Wellbore chemical inflow profiling at Shell’s Cutter AB
An industry first lowers cost and reduces HSE exposure.
David A. Brown, Sakhalin Energy Investment Co.
Shell’s Cutter development is notable for a number of industry firsts, in particular the use of wind and solar technologies in the production of natural gas, Fig. 1. Another industry first is the use of chemical paint on tracer materials that can highlight areas of inflow along the wellbore simply by sampling the hydrocarbon stream at surface for the tracer’s presence. This enables basic downhole flow information to be obtained at a fraction of the cost compared with a PLT.
Cutter field is in the southern sector of the North Sea, 75 mi (120 km) from the Norfolk coast. It exports the gas through 175 km of subsea pipelines to Bacton Gas Plant over the Shell-operated Carrack and Clipper platforms.
The design of the Cutter field Trident monotower is based on offshore wind turbines. The monotower’s lower construction and operating costs enable the access and recovery of small resource pockets that previously would have been uneconomical.
The field’s development, Fig. 2, is based on two wells drilled off the monotower structure. The first well, Cutter AB, is a 3,500-ft horizontal well that connects two fault blocks. There was no production logging planned for the well, and the cost of the operation was deemed too high. At a late planning stage, it was decided to try a new inflow profiling technology.
Chemical inflow profiling
The concept was developed and is used today by Tracerco and Norske Hydro for horizontal oil wells with sand screen completions. The chemical tracer compounds are painted onto various downhole completion components. When the well is brought onto production, the hydrocarbon stream washes off the tracer material, and the oil is sampled on the surface where inflow areas can be detected. Shell is using this technology for the first time in the industry in the gas well.
The largest uncertainty with its use was that a liquid (oil/condensate phase) needs to be present for the tracer material to be stripped off. Since the Cutter AB gas has a condensate-to-gas ratio of 18 bbl/MMcf, engineers estimated that this would be sufficient for the concept to work, Fig. 3.
Cutter AB operations
A compositional breakdown of the Cutter gas was supplied to Tracerco, who selected four tracers. The tracers were applied to the inside of a 4 ½-in. pre-drilled liner that was used as the reservoir completion. The tracer joints were located across strategic intervals in the open hole, Fig. 4:
The completion system was run and the well was brought onstream via a well test package. The gas stream was then sampled upstream of the sand filters. Sampling was done at 15-min. intervals, collecting more than 100 samples. This high sample volume was a critical success factor.

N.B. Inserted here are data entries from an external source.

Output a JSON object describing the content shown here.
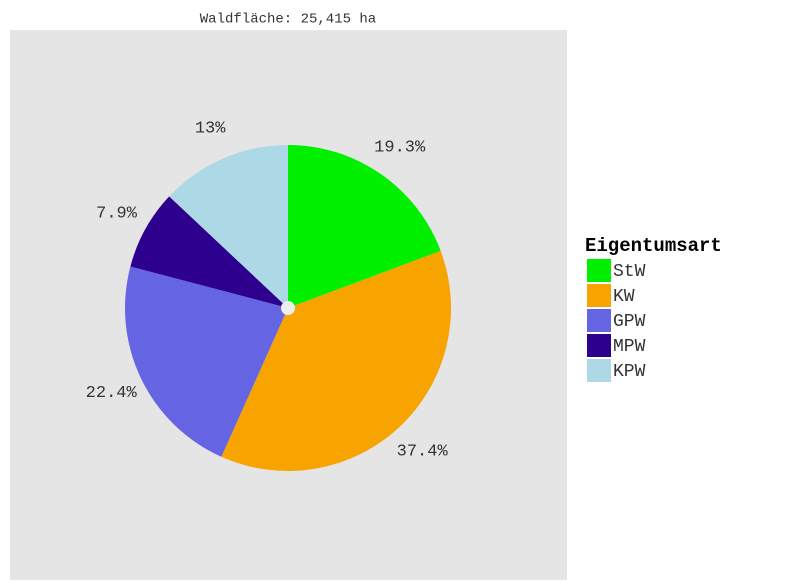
{
  "chart_data": {
    "type": "pie",
    "title": "Waldfläche: 25,415 ha",
    "legend_title": "Eigentumsart",
    "categories": [
      "StW",
      "KW",
      "GPW",
      "MPW",
      "KPW"
    ],
    "values": [
      19.3,
      37.4,
      22.4,
      7.9,
      13
    ],
    "value_labels": [
      "19.3%",
      "37.4%",
      "22.4%",
      "7.9%",
      "13%"
    ],
    "colors": [
      "#00f000",
      "#f7a400",
      "#6565e3",
      "#2d008e",
      "#add8e6"
    ],
    "legend": "right"
  }
}
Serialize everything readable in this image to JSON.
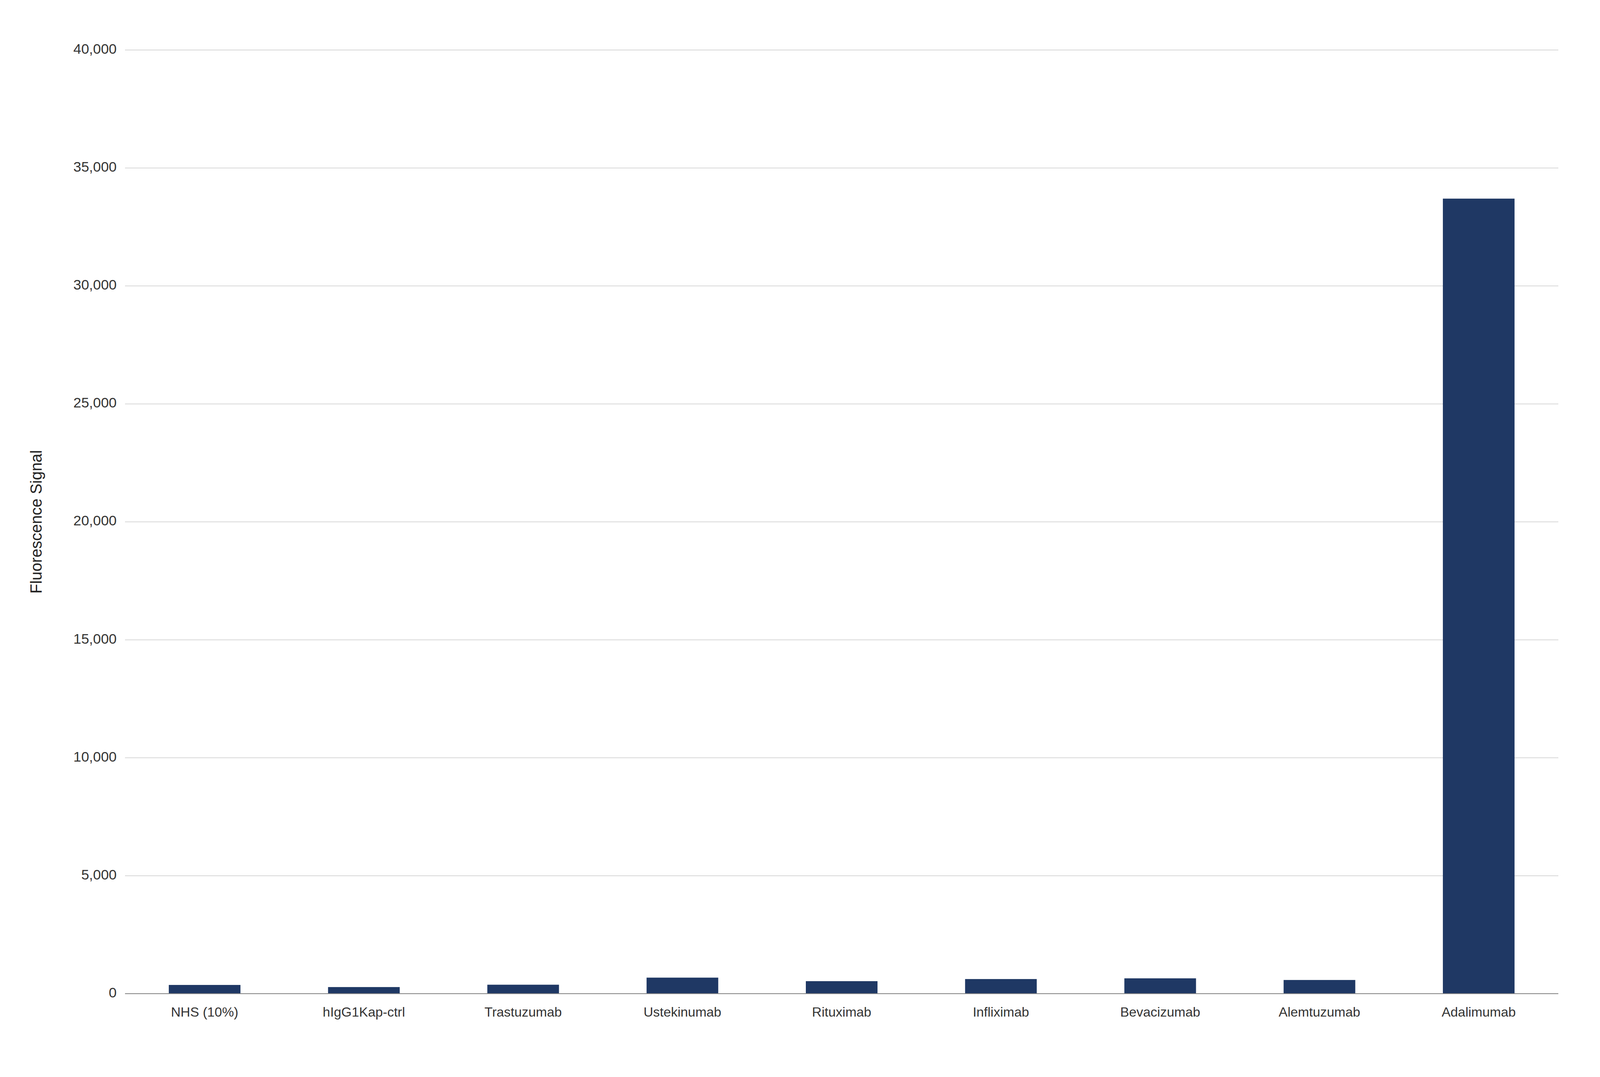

The sample results are shown in Fig. 5. In summary:
The results seem counterintuitive. Fig. 6 illustrates the running sequence of the pre-drilled liner, and the inner string can explain the results by the amount of wear seen by the liner due to washpipe wear.
Tracer joint 162a (14,384–14,428 ft) had 5,778 ft of washpipe wear and produced the weakest response. Tracer joint 163a (15,130–15,174 ft) had 4,286 ft of washpipe wear, which produced a weak response. Tracer joint 165a (16,848–16,892 ft) had 850 ft of washpipe wear and produced the strongest response. Tracer joint 165c (17,057–17,102 ft) had 432 ft of washpipe wear and gave a strong response. Indications were that all intervals were flowing and that wear can explain the weak upper-zone response.
Overall, the trial went well. Highlights include an industry first—chemical tracer technology will work in wet gas. There was a very visible signature and no uncertainty about the results. The high sample rate gave an indicative data set. There was zero impact on the well operation’s critical path value of information. Finally, there was no HSE impact, no intervention, no mechanical risk and zero environmental impact.
Tracer technology is proven in oil wells and there are many future possibilities. The author has had discussions with various operating units about using it to determine if multilaterals legs are flowing, where no information would be possible due to complex completion designs and costs.
The technology cuts well costs, reduces HSE exposure and reduces mechanical risk. For multilaterals, especially difficult multilaterals, considerable savings are possible per well.
Tracer technology can sample at distant hosts. As a “sleeper” technology, it can be dormant for 6–8 months before production starts. It also enables sampling at the FSO and surface production manifolds from deepwater wells.
The technology can be used in conjunction with smart-well technology/ESS, etc., and statistical analysis can be used to determine inflow percentages. There are now a greater number (10+) of tracers available.